Tujuan Utama Program
- Ketersediaan Pangan: Memastikan pasokan pangan cukup, baik, dan stabil.
- Akses Pangan: Meningkatkan daya beli dan keterjangkauan pangan bagi seluruh masyarakat.
- Pemanfaatan Pangan: Mendorong konsumsi pangan bergizi dan berkualitas.
- Kemandirian Pangan: Mengurangi ketergantungan pada impor dan memperkuat produksi lokal.
- Kesejahteraan Petani/Nelayan: Meningkatkan pendapatan dan kesejahteraan produsen pangan.
Sasaran Program
- Petani, peternak, dan nelayan sebagai produsen utama.
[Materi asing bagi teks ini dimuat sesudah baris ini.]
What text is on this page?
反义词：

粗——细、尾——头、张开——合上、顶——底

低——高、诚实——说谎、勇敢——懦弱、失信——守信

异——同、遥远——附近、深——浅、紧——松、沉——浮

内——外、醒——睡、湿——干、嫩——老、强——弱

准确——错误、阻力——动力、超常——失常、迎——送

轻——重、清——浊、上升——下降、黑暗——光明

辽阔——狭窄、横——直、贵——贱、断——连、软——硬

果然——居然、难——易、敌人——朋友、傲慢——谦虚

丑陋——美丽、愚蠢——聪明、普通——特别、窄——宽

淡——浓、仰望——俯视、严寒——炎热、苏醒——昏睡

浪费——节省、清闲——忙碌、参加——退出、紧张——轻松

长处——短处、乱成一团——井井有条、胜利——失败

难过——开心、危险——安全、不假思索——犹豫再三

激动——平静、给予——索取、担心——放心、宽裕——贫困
- Rumah tangga miskin dan rentan pangan.
- UMKM dan koperasi sektor pangan.
- Daerah rawan pangan (terpencil, bencana).
- Masyarakat umum (konsumen).
Strategi dan Kegiatan
- Penguatan Sektor Hulu: Revitalisasi pertanian, pengembangan teknologi (irigasi, mesin pertanian), penguatan SDM.
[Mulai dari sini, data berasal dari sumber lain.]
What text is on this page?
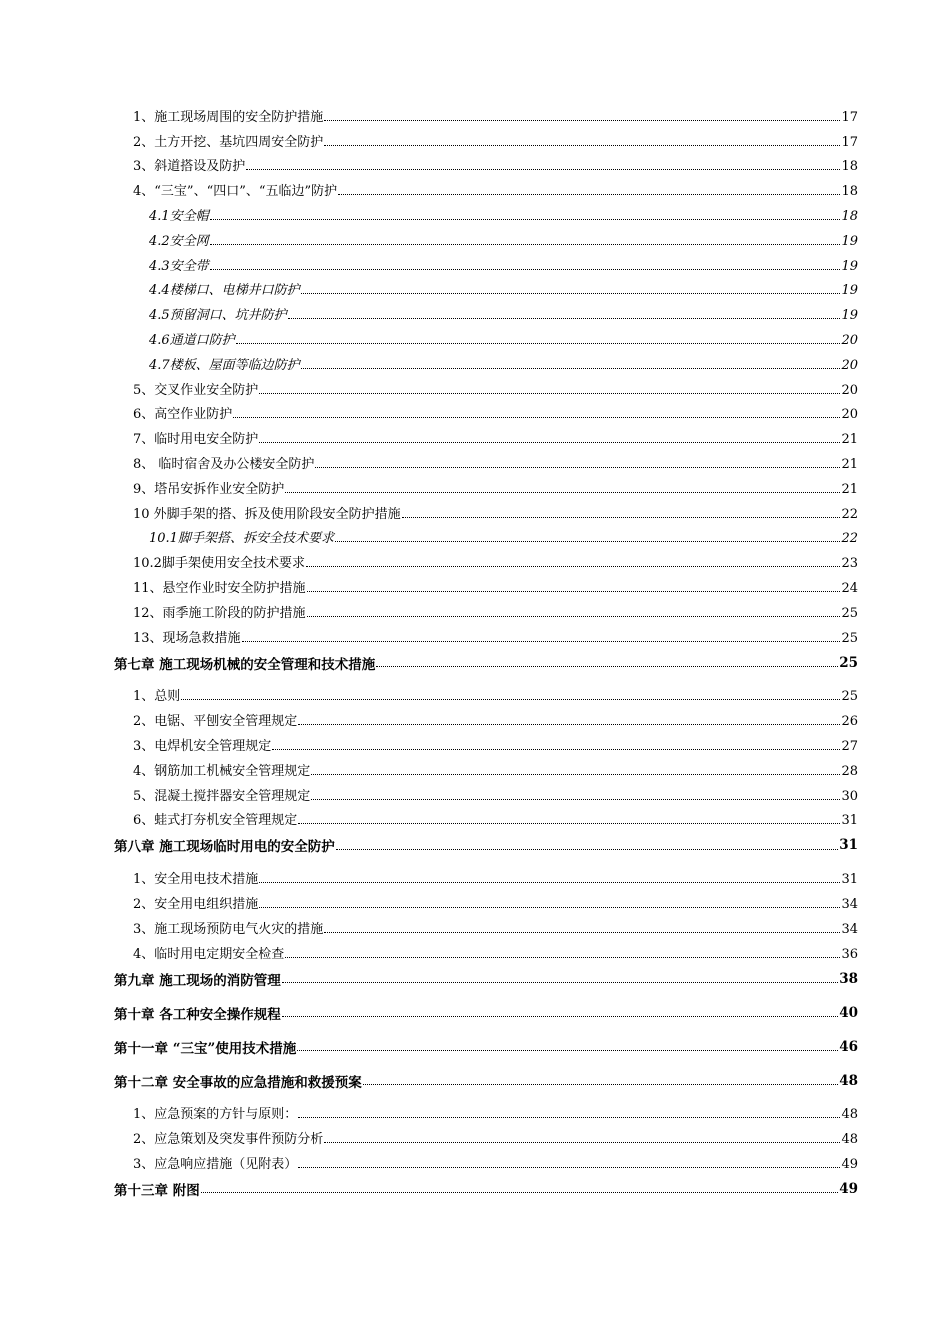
1、施工现场周围的安全防护措施	17
2、土方开挖、基坑四周安全防护	17
3、斜道搭设及防护	18
4、“三宝”、“四口”、“五临边”防护	18
4.1安全帽	18
4.2安全网	19
4.3安全带	19
4.4楼梯口、电梯井口防护	19
4.5预留洞口、坑井防护	19
4.6通道口防护	20
4.7楼板、屋面等临边防护	20
5、交叉作业安全防护	20
6、高空作业防护	20
7、临时用电安全防护	21
8、 临时宿舍及办公楼安全防护	21
9、塔吊安拆作业安全防护	21
10 外脚手架的搭、拆及使用阶段安全防护措施	22
10.1脚手架搭、拆安全技术要求	22
10.2脚手架使用安全技术要求	23
11、悬空作业时安全防护措施	24
12、雨季施工阶段的防护措施	25
13、现场急救措施	25
第七章 施工现场机械的安全管理和技术措施	25
1、总则	25
2、电锯、平刨安全管理规定	26
3、电焊机安全管理规定	27
4、钢筋加工机械安全管理规定	28
5、混凝土搅拌器安全管理规定	30
6、蛙式打夯机安全管理规定	31
第八章 施工现场临时用电的安全防护	31
1、安全用电技术措施	31
2、安全用电组织措施	34
3、施工现场预防电气火灾的措施	34
4、临时用电定期安全检查	36
第九章 施工现场的消防管理	38
第十章 各工种安全操作规程	40
第十一章 “三宝”使用技术措施	46
第十二章 安全事故的应急措施和救援预案	48
1、应急预案的方针与原则：	48
2、应急策划及突发事件预防分析	48
3、应急响应措施（见附表）	49
第十三章 附图	49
- Penguatan Infrastruktur: Gudang penyimpanan, logistik, dan distribusi pangan.
- Pemberdayaan Lokal: Program ketahanan pangan di desa melalui Dana Desa (contoh: budidaya ikan bioflok, ternak domba, kebun pangan).
- Diversifikasi Pangan: Memanfaatkan potensi pangan lokal (umbi-umbian, sayur, buah).
- Intervensi Pasar: Stabilisasi harga melalui SPHP (Stabilisasi Pasokan dan Harga Pangan) oleh Bulog.
- Bantuan Sosial: Program Bantuan Pangan Non Tunai (BPNT) untuk keluarga penerima manfaat.
- Kolaborasi: Kerjasama lintas sektor (pusat, daerah, Polri, akademisi).
Implementasi
- Dilaksanakan di tingkat nasional (Kementerian Pertanian, Badan Pangan Nasional) hingga tingkat desa (Dana Desa).
- Pengelolaan anggaran melalui APBN (DAK Nonfisik) dan APBDes.